KIZMAYAN AMA DÜŞÜNEN İNSAN
Yetenek, yalnızlık içinde biçimlenir, karakter ise yaşamın
akışı içerisinde. Karakter yetenekle birleşince meyvelerini verir.
GOETHE
Kocamı hiç böyle görmemiştim desem inanır mısınız? Hele hele bir de on sekiz yıldır evliyiz desem. Dün her zamankinden daha evvel geldi eve. Karşılıklı klâsik sözlerden sonra soyundu dökündü. Üzerinde bir gariplik olduğu belliydi. Sormadım. İstedim ki kendi paylaşsın, gereksinim görürse.

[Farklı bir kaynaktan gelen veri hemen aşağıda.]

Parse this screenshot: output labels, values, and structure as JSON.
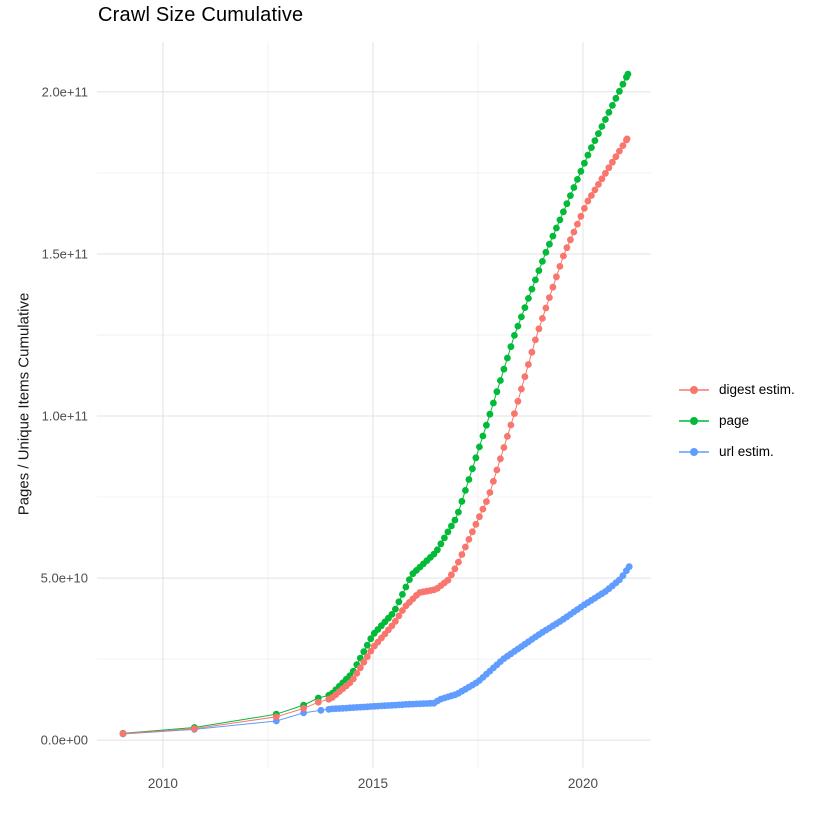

Birer fincan kahve yaptım. Karşılıklı içtik, havadan sudan bahsettim; aynı şekilde karşılık verdi.
Fincanları mutfağa götürdüm. Yıkadım. Döndüğümde giyinmişti. Sordum:
— Ne oldu Tayfun ?
— Biraz dolaşacağım, dedi.
Hava bozuktu. Yağmur da ha yağdı ha yağacaktı. Sesli olarak düşüncelerimi ifade ettim
— Şemsiye mi alırım, dedi.
— Ne zaman dönersin?
— Bilmiyorum Neriman. Gecikirsem merak etme.
— Nereye gidiyorsun?
— Belli bir yer yok. Bir çıkayım da, kafama göre. Bakarsın da beş dakika sonra dönerim.
Mutfakta bir köşem vardır benim. Sevdiğim yazıları, resimleri oraya yapıştırırım. Tayfun’u yolcu edip mutfağa geçince gözüm geçen gün yapıştırdığım yazıya ilişti. Goethe söylemiş:
“Yetenek yalnızlık içinde biçimlenir, karakter ise yaşamın akışı içinde. Karakter yetenekle birleşince meyvelerini verir.”
Sözden çok derin manalar çıkarttım desem doğruyu söylemiş olmam. Goethe söylediyse vardır bir değeri de demiyorum ama, ben bu sözü sevdim. Niyesi de yok. Üç dört cümleyle anlat deseniz onu bile beceremem ama ben bu sözü sevdim.
Makarnayı haşlamıştım. Sosunu da hazırlayayım daha fazla geç kalmadan diye aklımdan geçirdim koyuldum işe.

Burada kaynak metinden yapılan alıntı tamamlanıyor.